Provide the following information regarding the aggregate number and
Percentage of the class of securities of issuer identified in Item 1.
(a) Amount beneficially owned: 9,414,843
Including 0 shares where there is a Right to Acquire.
(b) Percent of class: 6.9 %
(c) Number of shares as to which such person has:
(i) Sole power to vote or to direct the vote: 9,414,843
(ii) Shared power to vote or to direct the vote: 0
(iii) Sole power to dispose or to direct the disposition of: 9,414,843
(iv) Shared power to dispose or to direct the disposition of: 0

ITEM 5. Ownership of Five Percent or Less of a Class. NOT APPLICABLE

If this statement is being filed to report the fact that as of the date
hereof the reporting person has ceased to be the beneficial owner of more
than five percent of the class of securities, check the following. ( )

ITEM 6. Ownership of More than Five Percent on Behalf of Another Person.

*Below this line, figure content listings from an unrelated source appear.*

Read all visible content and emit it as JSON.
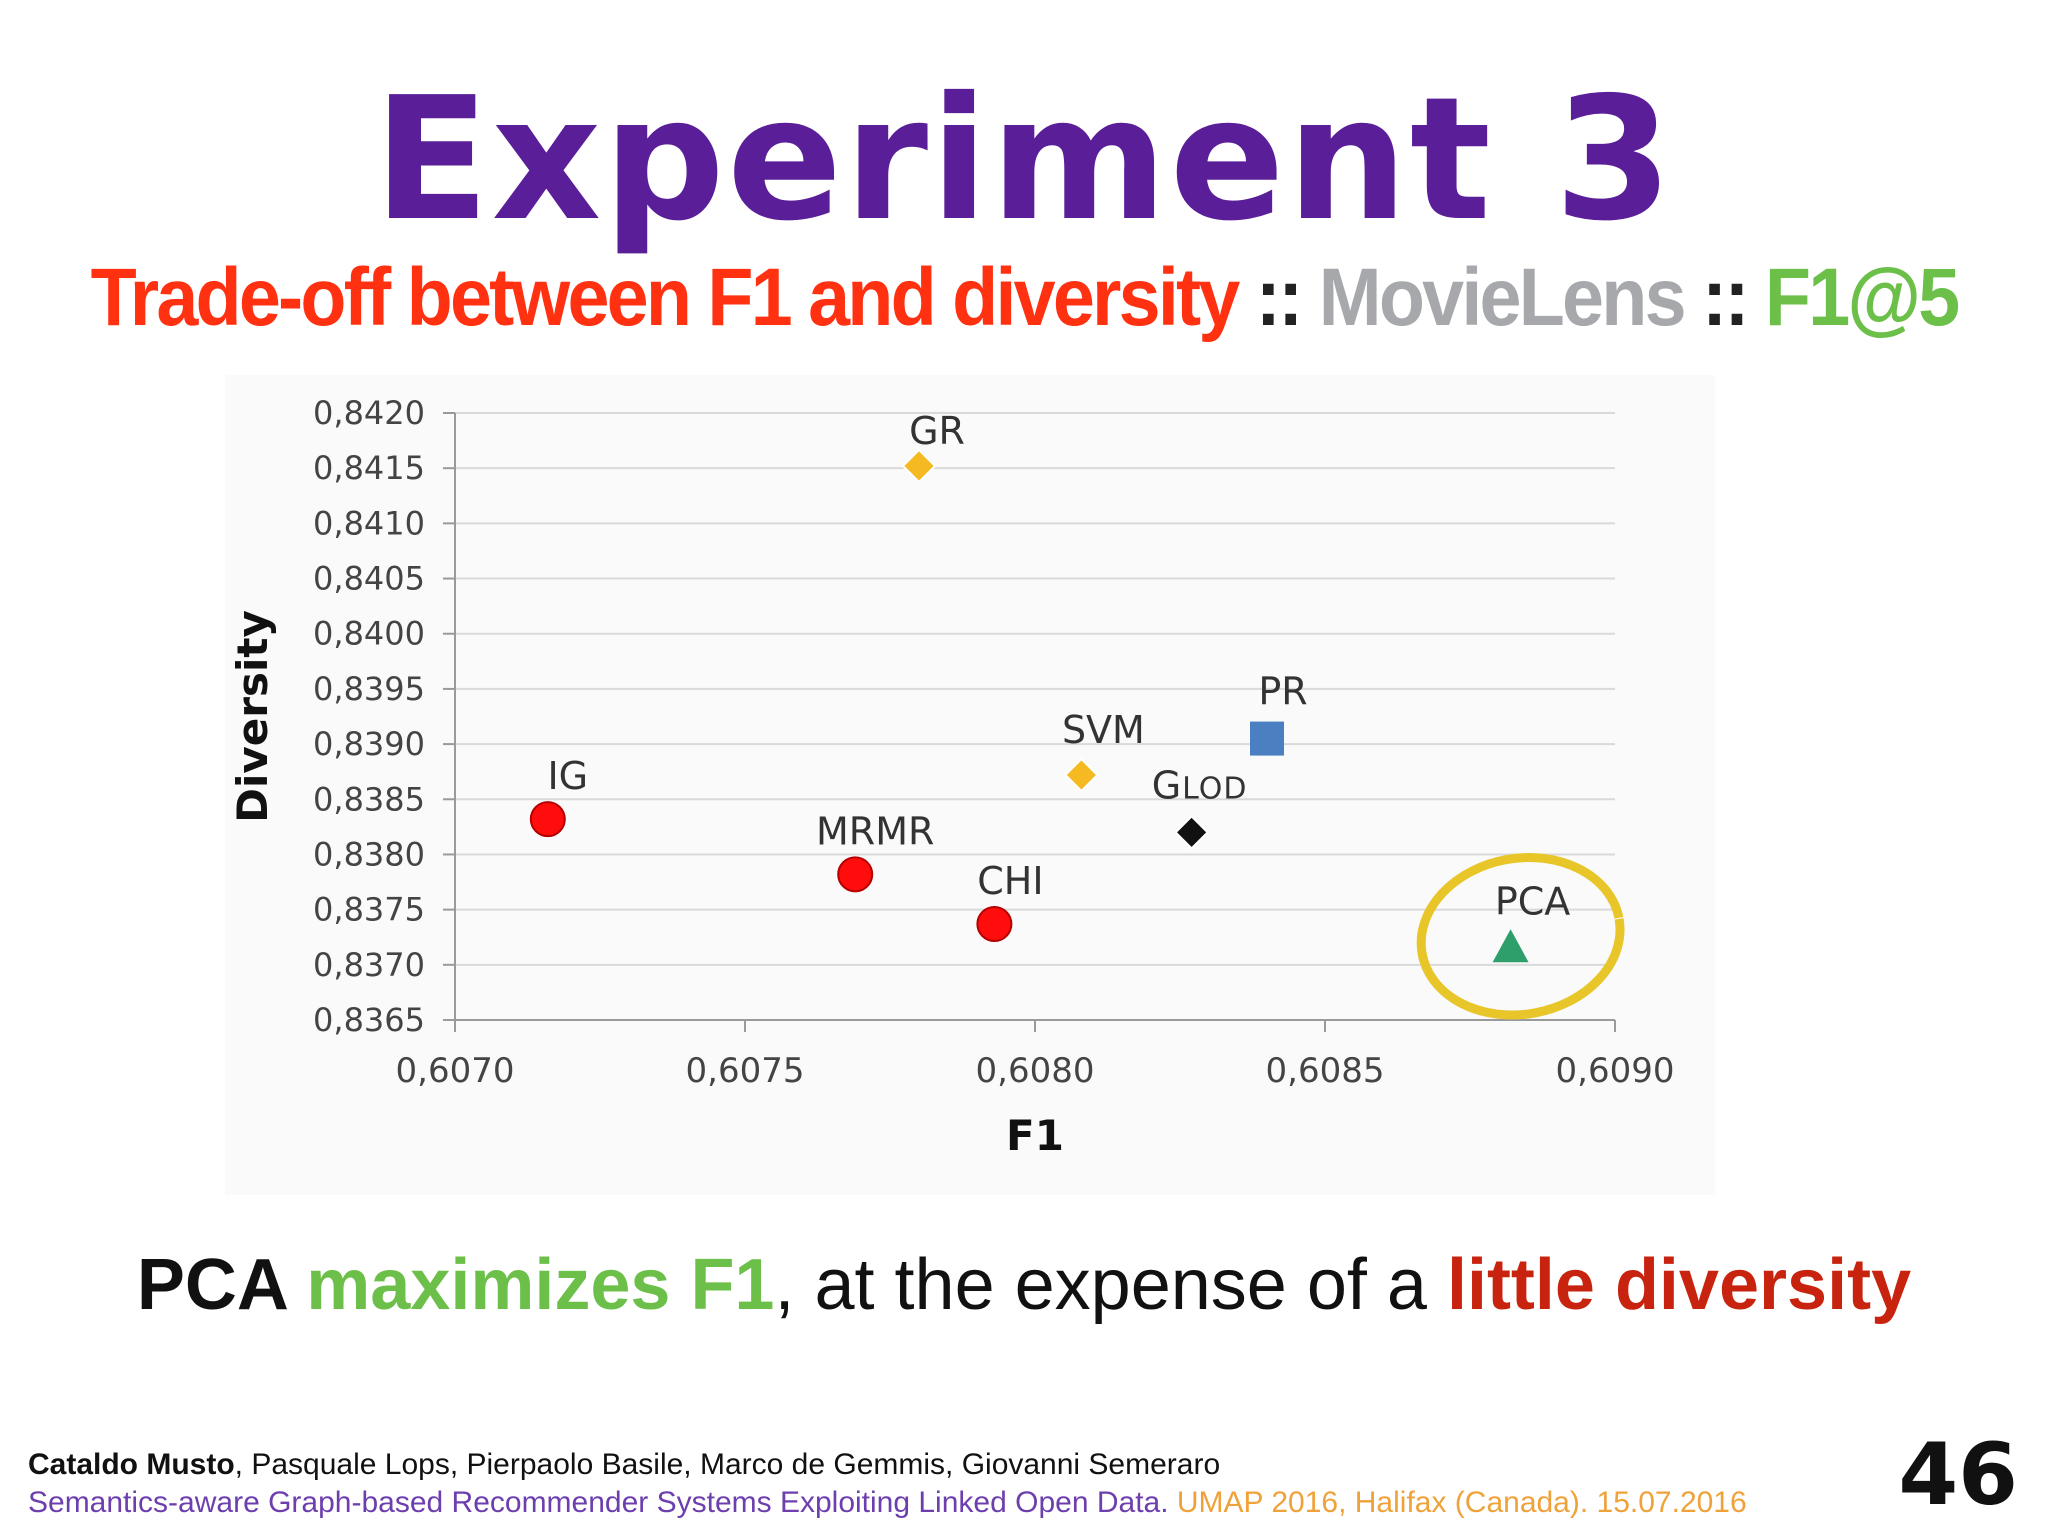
{
  "slide": {
    "title": "Experiment 3",
    "subtitle": {
      "part1": "Trade-off between F1 and diversity",
      "sep1": " :: ",
      "part2": "MovieLens",
      "sep2": " :: ",
      "part3": "F1@5"
    },
    "takeaway": {
      "part1": "PCA",
      "part2": " maximizes F1",
      "part3": ", at the expense of a ",
      "part4": "little diversity"
    },
    "footer": {
      "author_main": "Cataldo Musto",
      "authors_rest": ", Pasquale Lops, Pierpaolo Basile, Marco de Gemmis, Giovanni Semeraro",
      "paper_title": "Semantics-aware Graph-based Recommender Systems Exploiting Linked Open Data.",
      "venue": " UMAP 2016, Halifax (Canada). 15.07.2016"
    },
    "page_number": "46"
  },
  "colors": {
    "title": "#5a1e99",
    "subtitle_red": "#ff3111",
    "subtitle_gray": "#a6a8ab",
    "subtitle_green": "#6cc04a",
    "highlight_circle": "#e8c62a"
  },
  "chart_data": {
    "type": "scatter",
    "xlabel": "F1",
    "ylabel": "Diversity",
    "xlim": [
      0.607,
      0.609
    ],
    "ylim": [
      0.8365,
      0.842
    ],
    "x_ticks": [
      "0,6070",
      "0,6075",
      "0,6080",
      "0,6085",
      "0,6090"
    ],
    "y_ticks": [
      "0,8420",
      "0,8415",
      "0,8410",
      "0,8405",
      "0,8400",
      "0,8395",
      "0,8390",
      "0,8385",
      "0,8380",
      "0,8375",
      "0,8370",
      "0,8365"
    ],
    "grid": "horizontal",
    "points": [
      {
        "label": "GR",
        "x": 0.6078,
        "y": 0.84152,
        "marker": "diamond",
        "color": "#f5b921"
      },
      {
        "label": "IG",
        "x": 0.60716,
        "y": 0.83832,
        "marker": "circle",
        "color": "#ff0d0d"
      },
      {
        "label": "MRMR",
        "x": 0.60769,
        "y": 0.83782,
        "marker": "circle",
        "color": "#ff0d0d"
      },
      {
        "label": "CHI",
        "x": 0.60793,
        "y": 0.83737,
        "marker": "circle",
        "color": "#ff0d0d"
      },
      {
        "label": "SVM",
        "x": 0.60808,
        "y": 0.83872,
        "marker": "diamond",
        "color": "#f5b921"
      },
      {
        "label": "GLOD",
        "x": 0.60827,
        "y": 0.8382,
        "marker": "diamond",
        "color": "#111111"
      },
      {
        "label": "PR",
        "x": 0.6084,
        "y": 0.83905,
        "marker": "square",
        "color": "#4a7fc1"
      },
      {
        "label": "PCA",
        "x": 0.60882,
        "y": 0.83715,
        "marker": "triangle",
        "color": "#2e9e6a",
        "highlighted": true
      }
    ]
  }
}
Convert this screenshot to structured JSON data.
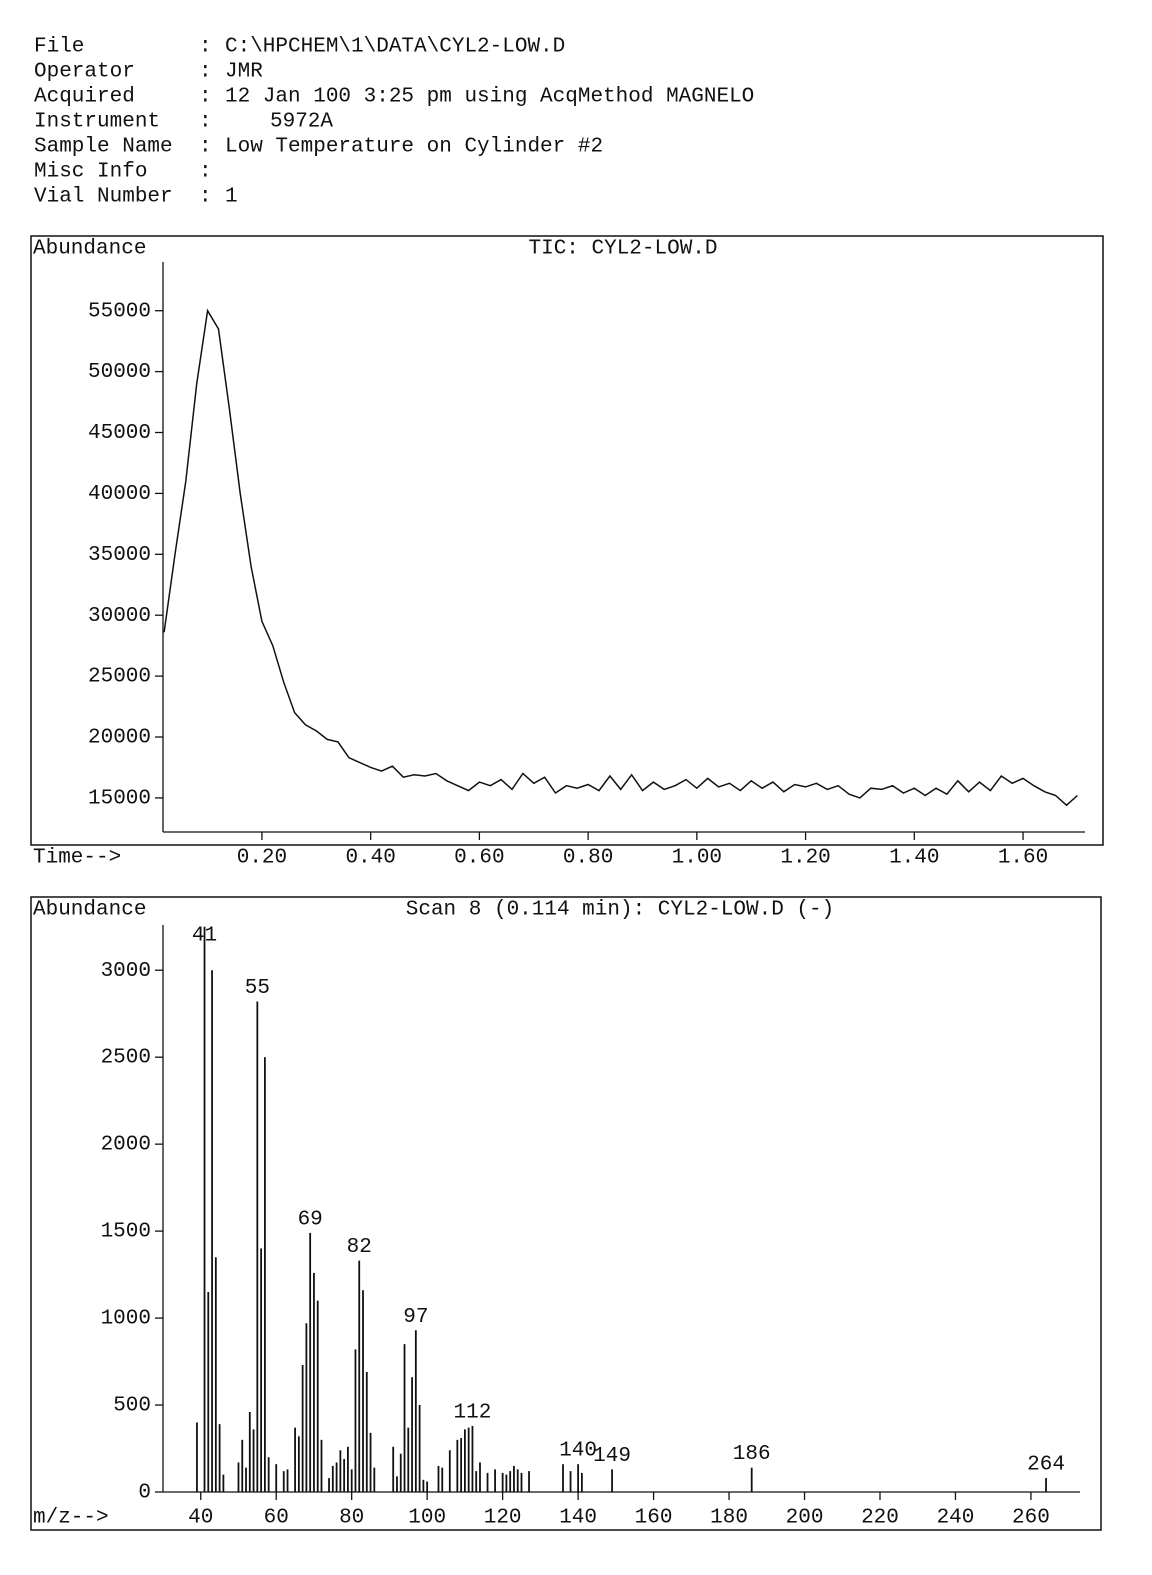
{
  "header": {
    "separator": ":",
    "fields": [
      {
        "label": "File",
        "value": "C:\\HPCHEM\\1\\DATA\\CYL2-LOW.D"
      },
      {
        "label": "Operator",
        "value": "JMR"
      },
      {
        "label": "Acquired",
        "value": "12 Jan 100   3:25 pm using AcqMethod MAGNELO"
      },
      {
        "label": "Instrument",
        "value": "5972A"
      },
      {
        "label": "Sample Name",
        "value": "Low Temperature on Cylinder #2"
      },
      {
        "label": "Misc Info"
      },
      {
        "label": "Vial Number",
        "value": "1"
      }
    ]
  },
  "chart_data": [
    {
      "type": "line",
      "title": "TIC: CYL2-LOW.D",
      "y_label": "Abundance",
      "x_label": "Time-->",
      "color": "#111111",
      "x": [
        0.02,
        0.04,
        0.06,
        0.08,
        0.1,
        0.12,
        0.14,
        0.16,
        0.18,
        0.2,
        0.22,
        0.24,
        0.26,
        0.28,
        0.3,
        0.32,
        0.34,
        0.36,
        0.38,
        0.4,
        0.42,
        0.44,
        0.46,
        0.48,
        0.5,
        0.52,
        0.54,
        0.56,
        0.58,
        0.6,
        0.62,
        0.64,
        0.66,
        0.68,
        0.7,
        0.72,
        0.74,
        0.76,
        0.78,
        0.8,
        0.82,
        0.84,
        0.86,
        0.88,
        0.9,
        0.92,
        0.94,
        0.96,
        0.98,
        1.0,
        1.02,
        1.04,
        1.06,
        1.08,
        1.1,
        1.12,
        1.14,
        1.16,
        1.18,
        1.2,
        1.22,
        1.24,
        1.26,
        1.28,
        1.3,
        1.32,
        1.34,
        1.36,
        1.38,
        1.4,
        1.42,
        1.44,
        1.46,
        1.48,
        1.5,
        1.52,
        1.54,
        1.56,
        1.58,
        1.6,
        1.62,
        1.64,
        1.66,
        1.68,
        1.7
      ],
      "values": [
        28600,
        35000,
        41000,
        49000,
        55000,
        53500,
        47000,
        40000,
        34000,
        29500,
        27500,
        24500,
        22000,
        21000,
        20500,
        19800,
        19600,
        18300,
        17900,
        17500,
        17200,
        17600,
        16700,
        16900,
        16800,
        17000,
        16400,
        16000,
        15600,
        16300,
        16000,
        16500,
        15700,
        17000,
        16200,
        16700,
        15400,
        16000,
        15800,
        16100,
        15600,
        16800,
        15700,
        16900,
        15600,
        16300,
        15700,
        16000,
        16500,
        15800,
        16600,
        15900,
        16200,
        15600,
        16400,
        15800,
        16300,
        15500,
        16100,
        15900,
        16200,
        15700,
        16000,
        15300,
        15000,
        15800,
        15700,
        16000,
        15400,
        15800,
        15200,
        15800,
        15300,
        16400,
        15500,
        16300,
        15600,
        16800,
        16200,
        16600,
        16000,
        15500,
        15200,
        14400,
        15200
      ],
      "xlim": [
        0.018,
        1.714
      ],
      "ylim": [
        12200,
        59000
      ],
      "xticks": [
        {
          "value": 0.2,
          "label": "0.20"
        },
        {
          "value": 0.4,
          "label": "0.40"
        },
        {
          "value": 0.6,
          "label": "0.60"
        },
        {
          "value": 0.8,
          "label": "0.80"
        },
        {
          "value": 1.0,
          "label": "1.00"
        },
        {
          "value": 1.2,
          "label": "1.20"
        },
        {
          "value": 1.4,
          "label": "1.40"
        },
        {
          "value": 1.6,
          "label": "1.60"
        }
      ],
      "yticks": [
        15000,
        20000,
        25000,
        30000,
        35000,
        40000,
        45000,
        50000,
        55000
      ]
    },
    {
      "type": "bar",
      "title": "Scan 8 (0.114 min): CYL2-LOW.D (-)",
      "y_label": "Abundance",
      "x_label": "m/z-->",
      "color": "#111111",
      "x": [
        39,
        41,
        42,
        43,
        44,
        45,
        46,
        50,
        51,
        52,
        53,
        54,
        55,
        56,
        57,
        58,
        60,
        62,
        63,
        65,
        66,
        67,
        68,
        69,
        70,
        71,
        72,
        74,
        75,
        76,
        77,
        78,
        79,
        80,
        81,
        82,
        83,
        84,
        85,
        86,
        91,
        92,
        93,
        94,
        95,
        96,
        97,
        98,
        99,
        100,
        103,
        104,
        106,
        108,
        109,
        110,
        111,
        112,
        113,
        114,
        116,
        118,
        120,
        121,
        122,
        123,
        124,
        125,
        127,
        136,
        138,
        140,
        141,
        149,
        186,
        264
      ],
      "values": [
        400,
        3250,
        1150,
        3000,
        1350,
        390,
        100,
        170,
        300,
        140,
        460,
        360,
        2820,
        1400,
        2500,
        200,
        160,
        120,
        130,
        370,
        320,
        730,
        970,
        1490,
        1260,
        1100,
        300,
        80,
        150,
        170,
        240,
        190,
        260,
        130,
        820,
        1330,
        1160,
        690,
        340,
        140,
        260,
        90,
        220,
        850,
        370,
        660,
        930,
        500,
        70,
        60,
        150,
        140,
        240,
        300,
        310,
        360,
        370,
        380,
        120,
        170,
        110,
        130,
        110,
        100,
        120,
        150,
        130,
        110,
        120,
        160,
        120,
        160,
        110,
        130,
        140,
        80
      ],
      "peak_labels": [
        41,
        55,
        69,
        82,
        97,
        112,
        140,
        149,
        186,
        264
      ],
      "xlim": [
        30,
        273
      ],
      "ylim": [
        0,
        3260
      ],
      "xticks": [
        40,
        60,
        80,
        100,
        120,
        140,
        160,
        180,
        200,
        220,
        240,
        260
      ],
      "yticks": [
        0,
        500,
        1000,
        1500,
        2000,
        2500,
        3000
      ]
    }
  ]
}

Security Capital Research & Management Inc. is the beneficial owner of 9,414,843 shares of the
issuer's common stock on behalf of other persons known to have one or more of
the following:
the right to receive dividends for such securities;
the power to direct the receipt of dividends from such securities;
the right to receive the proceeds from the sale of such securities;
the right to direct the receipt of proceeds from the sale of such securities;
No such person is known to have an interest in more than 5% of the class of
securities reported herein unless such person is identified below.
9,405,393 of the 9,414,843 Shares Beneficially owned by SCR&M, representing 6.9% of the class of securities, are owned by Security Capital Preferred Growth Incorporated.
Item 7.
Security being reported on by the Parent Holding Company.
Not Applicable
Item 8.
Not Applicable
Item 9.
Not Applicable

ITEM 10. Certifications

By signing below I certify that, to the best of my knowledge and belief,
the securities referred to above were not acquired and are not held for the
purpose of or with the effect of changing or influencing the control of the
issuer of the securities and were not acquired and are not held in connection
with or as a participant in any transaction having that purpose or effect.

Page 3 of 3 pages

SIGNATURE
After reasonable inquiry and to the best of my knowledge and belief, I certify that the
information set forth in this statement is true, complete and correct.
Dated: FEBRUARY 15,2005
By: /s/ Genine M. Dawczak
--------------------------------------
Genine M. Dawczak
Assistant Controller
The original statement shall be signed by each person on whose behalf the statement
is filed or his authorized representative. If the statement is signed on behalf of
a person by his authorized representative (other than an executive officer or general
partner of the filing person), evidence of the representative's authority to sign on
behalf of such person shall be filed with the statement, provided, however, that a
power of attorney for this purpose which is already on file with the commission may
be incorporated by reference. The name and any title of each person who signs the
the statement shall be typed or printed beneath his signature.